Selesai dari foto studio, kami mampir ke toko souvenir. Pemiliknya bule Belanda yang bisa bahasa Indonesia, wajarlah, mungkin yang belanja kesitu mayoritas orang Indonesia. Di berbagai souvenir disitu, banyak foto deretan kincir kayu tradisional, saya ingat tahun 1997 saya pernah mengunjungi tempat tersebut, tapi lupa nama tempatnya apa. Saya tanya aja ke pemilik toko, dia bilang desanya namanya Zaanse Schans, sambil nulisin namanya, sekitar 30 Km dari sini katanya.. Okelah, kita lanjut kesana. Sekitar 20 menit kami sampai di Zaans Schans, cakep memang deretan kincir angin di desa ini, namun karena sudah mulai sore dan gerimis, kami hanya foto-foto aja dari kejauhan.

Dari Zaans Schans, kita lanjut ke Amsterdam lagi, si Vira pingin cari sepatu Doc Mart, tokonya ada di Kalverstraat katanya. Jarak 20an Km ditempuh dalam 15 menit. Saya parkir lagi di Centraal Station. Sampe di toko Doc Mart jam 8 malam, ternyata tokonya sudah tutup jam 7. Ya sudahlah, nanti kita cari di kota lain ya nak.. kita jalan-jalan aja sekitar Damrak, kanal, Royal Palace, dan makan malam di KFC Damrak.
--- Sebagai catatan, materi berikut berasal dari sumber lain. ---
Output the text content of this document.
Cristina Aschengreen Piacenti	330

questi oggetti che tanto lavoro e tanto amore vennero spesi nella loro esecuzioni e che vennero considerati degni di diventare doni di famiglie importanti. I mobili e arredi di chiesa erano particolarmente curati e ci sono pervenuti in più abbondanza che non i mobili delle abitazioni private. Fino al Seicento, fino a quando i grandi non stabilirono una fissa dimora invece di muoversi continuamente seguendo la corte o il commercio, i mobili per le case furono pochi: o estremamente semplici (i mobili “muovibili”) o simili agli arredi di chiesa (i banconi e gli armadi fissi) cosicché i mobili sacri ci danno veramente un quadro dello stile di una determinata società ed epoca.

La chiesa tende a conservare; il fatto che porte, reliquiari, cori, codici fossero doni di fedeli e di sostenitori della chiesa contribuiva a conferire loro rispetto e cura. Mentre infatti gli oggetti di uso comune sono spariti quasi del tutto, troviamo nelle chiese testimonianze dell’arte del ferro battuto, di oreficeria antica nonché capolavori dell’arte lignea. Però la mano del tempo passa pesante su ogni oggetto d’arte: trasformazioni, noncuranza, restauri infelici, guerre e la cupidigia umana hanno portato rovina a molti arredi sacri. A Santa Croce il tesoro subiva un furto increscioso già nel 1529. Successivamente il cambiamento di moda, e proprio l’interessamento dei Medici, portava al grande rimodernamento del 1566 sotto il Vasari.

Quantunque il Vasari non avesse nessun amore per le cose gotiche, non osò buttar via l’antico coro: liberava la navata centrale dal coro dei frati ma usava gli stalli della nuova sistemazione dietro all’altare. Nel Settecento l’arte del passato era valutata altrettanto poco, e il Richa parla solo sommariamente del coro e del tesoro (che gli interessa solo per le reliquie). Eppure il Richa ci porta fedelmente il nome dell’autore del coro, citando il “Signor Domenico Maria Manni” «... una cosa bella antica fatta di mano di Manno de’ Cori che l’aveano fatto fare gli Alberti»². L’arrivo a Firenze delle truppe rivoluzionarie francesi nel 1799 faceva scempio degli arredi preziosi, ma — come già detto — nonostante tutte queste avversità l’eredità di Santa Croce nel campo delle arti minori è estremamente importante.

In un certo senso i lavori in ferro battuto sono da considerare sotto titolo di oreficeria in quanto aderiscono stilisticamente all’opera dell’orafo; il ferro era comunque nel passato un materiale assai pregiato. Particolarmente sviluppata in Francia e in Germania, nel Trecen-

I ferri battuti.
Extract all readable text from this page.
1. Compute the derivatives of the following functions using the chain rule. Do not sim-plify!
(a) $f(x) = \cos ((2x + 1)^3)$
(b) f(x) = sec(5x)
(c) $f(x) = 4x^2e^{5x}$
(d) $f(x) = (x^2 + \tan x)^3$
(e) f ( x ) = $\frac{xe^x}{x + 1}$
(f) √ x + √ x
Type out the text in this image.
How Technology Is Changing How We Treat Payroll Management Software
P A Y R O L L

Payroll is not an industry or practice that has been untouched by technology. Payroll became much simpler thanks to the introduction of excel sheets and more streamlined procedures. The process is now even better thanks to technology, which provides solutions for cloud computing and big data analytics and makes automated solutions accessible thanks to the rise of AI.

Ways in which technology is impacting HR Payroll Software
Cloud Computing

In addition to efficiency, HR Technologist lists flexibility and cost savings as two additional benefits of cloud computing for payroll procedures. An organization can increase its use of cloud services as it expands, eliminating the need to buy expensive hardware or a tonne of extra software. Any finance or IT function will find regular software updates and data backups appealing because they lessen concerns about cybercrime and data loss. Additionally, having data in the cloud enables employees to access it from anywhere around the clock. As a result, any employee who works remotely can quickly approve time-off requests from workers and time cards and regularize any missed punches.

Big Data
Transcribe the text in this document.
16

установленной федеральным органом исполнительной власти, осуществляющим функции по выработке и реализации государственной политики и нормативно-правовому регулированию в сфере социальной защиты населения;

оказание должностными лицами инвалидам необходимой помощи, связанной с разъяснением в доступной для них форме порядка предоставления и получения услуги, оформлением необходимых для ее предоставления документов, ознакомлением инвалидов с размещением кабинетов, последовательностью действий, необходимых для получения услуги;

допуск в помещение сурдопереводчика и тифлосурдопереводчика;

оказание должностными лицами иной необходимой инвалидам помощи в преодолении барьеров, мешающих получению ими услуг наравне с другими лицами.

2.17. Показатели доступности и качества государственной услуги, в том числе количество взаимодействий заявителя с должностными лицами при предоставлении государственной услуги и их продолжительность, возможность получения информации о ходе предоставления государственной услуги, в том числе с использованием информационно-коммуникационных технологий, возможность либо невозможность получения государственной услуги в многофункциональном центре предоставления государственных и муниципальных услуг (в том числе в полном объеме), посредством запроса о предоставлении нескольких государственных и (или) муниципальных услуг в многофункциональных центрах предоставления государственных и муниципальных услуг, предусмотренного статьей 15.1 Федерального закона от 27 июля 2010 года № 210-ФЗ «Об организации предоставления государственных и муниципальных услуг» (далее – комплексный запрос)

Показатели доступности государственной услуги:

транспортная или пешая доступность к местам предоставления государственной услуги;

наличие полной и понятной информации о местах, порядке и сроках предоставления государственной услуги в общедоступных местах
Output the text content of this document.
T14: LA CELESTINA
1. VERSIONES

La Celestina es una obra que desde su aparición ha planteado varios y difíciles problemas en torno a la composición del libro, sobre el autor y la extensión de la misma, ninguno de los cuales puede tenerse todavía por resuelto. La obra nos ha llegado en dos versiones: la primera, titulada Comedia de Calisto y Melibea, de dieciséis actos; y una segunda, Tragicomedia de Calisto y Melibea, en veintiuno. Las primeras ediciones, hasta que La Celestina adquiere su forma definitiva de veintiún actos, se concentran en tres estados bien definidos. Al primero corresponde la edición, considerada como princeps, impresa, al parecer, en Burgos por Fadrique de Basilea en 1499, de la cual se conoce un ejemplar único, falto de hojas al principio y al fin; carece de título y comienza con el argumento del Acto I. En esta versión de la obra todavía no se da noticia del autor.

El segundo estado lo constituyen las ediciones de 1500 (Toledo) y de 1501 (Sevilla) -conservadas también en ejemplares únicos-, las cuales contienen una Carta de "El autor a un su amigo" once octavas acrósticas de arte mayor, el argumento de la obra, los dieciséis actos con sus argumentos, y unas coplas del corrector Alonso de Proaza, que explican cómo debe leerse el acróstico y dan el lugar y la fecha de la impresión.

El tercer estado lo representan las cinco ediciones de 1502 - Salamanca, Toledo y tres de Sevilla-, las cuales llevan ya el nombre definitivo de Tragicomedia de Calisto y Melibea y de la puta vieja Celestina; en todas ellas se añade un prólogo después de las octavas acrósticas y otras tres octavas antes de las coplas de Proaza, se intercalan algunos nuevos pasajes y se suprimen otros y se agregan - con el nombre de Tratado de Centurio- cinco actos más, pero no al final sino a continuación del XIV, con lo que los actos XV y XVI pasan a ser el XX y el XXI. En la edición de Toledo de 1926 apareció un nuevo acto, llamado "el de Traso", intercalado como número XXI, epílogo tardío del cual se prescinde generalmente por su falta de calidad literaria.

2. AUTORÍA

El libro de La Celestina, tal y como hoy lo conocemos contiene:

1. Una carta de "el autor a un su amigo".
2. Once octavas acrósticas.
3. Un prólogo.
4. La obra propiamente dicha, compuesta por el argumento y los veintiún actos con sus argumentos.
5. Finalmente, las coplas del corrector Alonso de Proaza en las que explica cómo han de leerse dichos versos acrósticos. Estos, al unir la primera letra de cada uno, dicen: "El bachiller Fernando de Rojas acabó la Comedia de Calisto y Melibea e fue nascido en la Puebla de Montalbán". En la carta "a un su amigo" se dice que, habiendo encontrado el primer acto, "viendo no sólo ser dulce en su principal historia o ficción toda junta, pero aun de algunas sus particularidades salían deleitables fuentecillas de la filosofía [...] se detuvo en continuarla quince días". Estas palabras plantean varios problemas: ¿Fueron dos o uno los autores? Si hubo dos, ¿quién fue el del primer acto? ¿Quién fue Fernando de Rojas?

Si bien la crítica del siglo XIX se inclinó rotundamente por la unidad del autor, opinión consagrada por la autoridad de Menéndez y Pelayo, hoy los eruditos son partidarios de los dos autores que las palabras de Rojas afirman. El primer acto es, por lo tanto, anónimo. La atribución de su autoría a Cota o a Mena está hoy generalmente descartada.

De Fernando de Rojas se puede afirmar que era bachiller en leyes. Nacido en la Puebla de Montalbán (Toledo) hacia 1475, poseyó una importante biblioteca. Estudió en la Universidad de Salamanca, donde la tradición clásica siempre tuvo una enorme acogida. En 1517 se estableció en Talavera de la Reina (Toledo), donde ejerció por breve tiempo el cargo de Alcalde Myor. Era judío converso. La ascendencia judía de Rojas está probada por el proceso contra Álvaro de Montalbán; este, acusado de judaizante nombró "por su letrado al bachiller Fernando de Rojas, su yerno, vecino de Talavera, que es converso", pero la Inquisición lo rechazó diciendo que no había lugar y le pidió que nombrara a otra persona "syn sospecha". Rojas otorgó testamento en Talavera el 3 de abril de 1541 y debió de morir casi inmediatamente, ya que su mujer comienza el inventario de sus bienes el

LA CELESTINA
Abis dari KFC, cari Hard Rock Café Amsterdam mau beli kaos. Setelah cari di GPS, ternyata tempatnya dibelakang Rijks Museum yang kemarin kita datengin.. tau gitu sekalian kemaren mampir ke HRC nya. Kaos HRC Amsterdam pun sukses dibeli 🙂 harga kaos HRCdisini sekitar 26 euro.
Abis dari HRC kita balik ke hotel, setelah sampe hotel sekitar jam 11 malam, sayapun melakukan ritual orang dewasa.. tiduur.. hehehehe..
DistanceTraveled: 190 Km
Accommodation: Best Western Schiphol Airport (4*)
Costs: Hotel 45 euro, Madurodam tiket 15 euro per pax, total 60 euro, Lunch De Koe 72 euro, Foto Tradisional 26 euro, Parkir 26 euro, Dinner KFC 26 euro
Places visited: Madurodam, Volendam, Zaanse Schans, Centraal Station, Kalverstraat, Hard Rock Café Amsterdam.